BANCAROTTA La Dorini Volvo era stata sequestrata dopo la maxi inchiesta finanziaria - una delle più imponenti mai viste nella nostra provincia, ma che ha avuto riverberi nazionali - svolta dalla procura della Repubblica e delegata alla Dia (Direzione investigativa antimafia) di Genova. Gli investigatori della Dia, soprattutto finanzieri, sono stati quelli da cui è partito tutto perché avevano indagato da subito su alcuni passaggi ritenuti sospetti, durante alcune intercettazioni con persone vicine alla 'ndrangheta.

„L'operazione "Grecale ligure" aveva portato, nell'agosto del 2016, a otto arresti e 14 denunce di persone tutte accusate di bancarotta fraudolenta, riciclaggio e trasferimento fraudolento di valori. La procura aveva poi chiesto e ottenuto il sequestro di numerosi beni ai fini della confisca. Nella bufera, era finita la famiglia Dorini (padre, madre e figlio) titolare di un impero costituito dalla concessionaria e da numerose società immobiliari (140 tra appartamenti, ville di pregio e altri immobili) per un valore stimato di 150 milioni di euro.

Oltre a padre e figlio, hanno già patteggiato: Gian Marco Govi mente finanziaria del Gruppo Dorini (un anno e 10 mesi); il commercialista spezzino Vittorio Petricciola (4 anni); Giuseppe Fago, spezzino (3 anni e 2 mesi);  Andrea Viviani, spezzino (2 anni e 6 mesi); Fiore Bonifacio, anch’essa spezzina (2 anni e sei mesi); Alessandro Ricco, di Pontremoli (2 anni e 8 mesi). Gli indagati - eccetto i Dorini e Govi - dovevano rispondere anche di associazione per delinquere.

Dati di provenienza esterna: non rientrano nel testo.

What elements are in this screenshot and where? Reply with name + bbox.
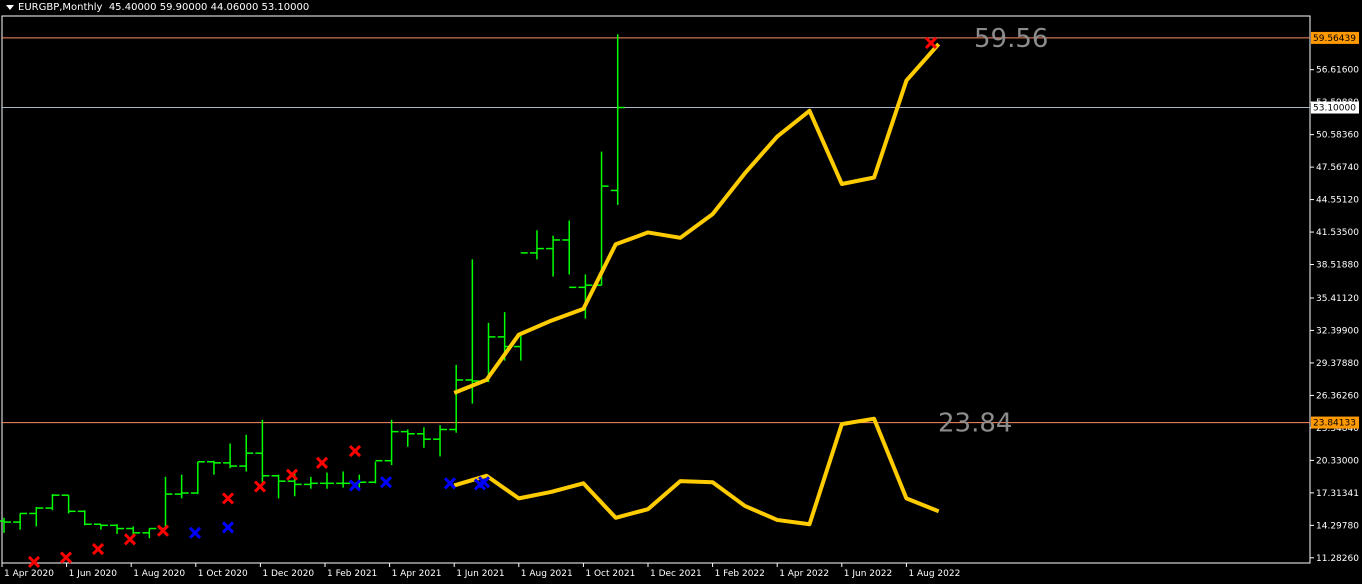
y-tick-label: 44.55120 — [1316, 196, 1359, 206]
lower-envelope-line — [453, 416, 940, 527]
y-tick-label: 14.29780 — [1316, 521, 1359, 531]
x-tick-label: 1 Oct 2020 — [198, 569, 248, 579]
x-tick-label: 1 Apr 2022 — [779, 569, 829, 579]
y-tick-label: 38.51880 — [1316, 261, 1359, 271]
x-tick-label: 1 Apr 2021 — [392, 569, 442, 579]
y-tick-label: 41.53500 — [1316, 228, 1359, 238]
level-annotation: 59.56 — [974, 24, 1048, 54]
y-tick-label: 56.61600 — [1316, 66, 1359, 76]
price-chart[interactable]: 11.2826014.2978017.3134120.3300023.34840… — [0, 0, 1362, 584]
upper-envelope-line — [453, 42, 941, 395]
y-tick-label: 11.28260 — [1316, 554, 1359, 564]
x-tick-label: 1 Aug 2021 — [521, 569, 573, 579]
x-tick-label: 1 Oct 2021 — [585, 569, 635, 579]
price-label-text: 23.84133 — [1313, 419, 1356, 429]
x-tick-label: 1 Dec 2021 — [650, 569, 702, 579]
y-tick-label: 26.36260 — [1316, 391, 1359, 401]
y-tick-label: 50.58360 — [1316, 131, 1359, 141]
x-tick-label: 1 Feb 2022 — [715, 569, 765, 579]
x-tick-label: 1 Apr 2020 — [4, 569, 54, 579]
y-tick-label: 29.37880 — [1316, 359, 1359, 369]
x-tick-label: 1 Aug 2022 — [908, 569, 960, 579]
level-annotation: 23.84 — [938, 409, 1012, 439]
x-tick-label: 1 Aug 2020 — [133, 569, 185, 579]
x-tick-label: 1 Jun 2021 — [456, 569, 504, 579]
price-label-text: 53.10000 — [1313, 104, 1356, 114]
x-tick-label: 1 Jun 2020 — [69, 569, 118, 579]
y-tick-label: 35.41120 — [1316, 294, 1359, 304]
y-tick-label: 47.56740 — [1316, 163, 1359, 173]
y-tick-label: 32.39900 — [1316, 326, 1359, 336]
x-tick-label: 1 Dec 2020 — [262, 569, 314, 579]
x-tick-label: 1 Jun 2022 — [844, 569, 892, 579]
y-tick-label: 17.31341 — [1316, 489, 1359, 499]
x-tick-label: 1 Feb 2021 — [327, 569, 377, 579]
y-tick-label: 20.33000 — [1316, 456, 1359, 466]
price-label-text: 59.56439 — [1313, 34, 1356, 44]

L'INDAGINE  Secondo gli investigatori, coordinati dal sostituto procuratore Roberto Fontana, con un semplice e sofisticato meccanismo, un gruppo spezzino - composto di commercialisti - offriva alle imprese in difficoltà, come lo era ormai la Dorini Volvo, di poter trasferire la sede all’estero, con tutti i beni, per evitare i fallimenti e lasciare i creditori a “bocca asciutta”. Le imprese della galassia Dorini venivano svuotate dei loro beni e poi trasferite a prestanome. Per la procura, Viviani, Bonifacio e Ricco si sarebbero intestati delle quote e avrebbero assunto la carica di amministratore nelle società costituite per l'acquisto dei beni provenienti dalle società svuotate  e per il riciclaggio. Petricciola, invece, sarebbe stato uno degli ideatori del sistema “chiavi in mano” e il direttore delle “operazioni”. Fago, oltre all’intestazione di quote e a diventare, liquidatore nelle società da svuotare, avrebbe preparato gli atti per trasferire il patrimonio e  quelli delle società, avviando anche i rapporti bancari in Bulgaria. 

IL PROCESSO Restano aperte le posizioni di altri indagati, tra cui numerosi professionisti che dovranno rispondere ai giudici del vorticosi giri di fallimenti, falsi, bancarotte, acquisizione di beni (tra cui case e società immobiliari) che avrebbero dovuto - se l’affaire fosse riuscito - consentire al Gruppo Dorini di aprire una nuova società in Bulgaria, salvando il patrimonio e rendendo quasi impossibile ai creditori di recuperare il loro denaro. Per i professionisti - ma anche per Carmen Grillo, la moglie di Angelo Dorini, che non ha chiesto finora di patteggiare - si intravede così il processo.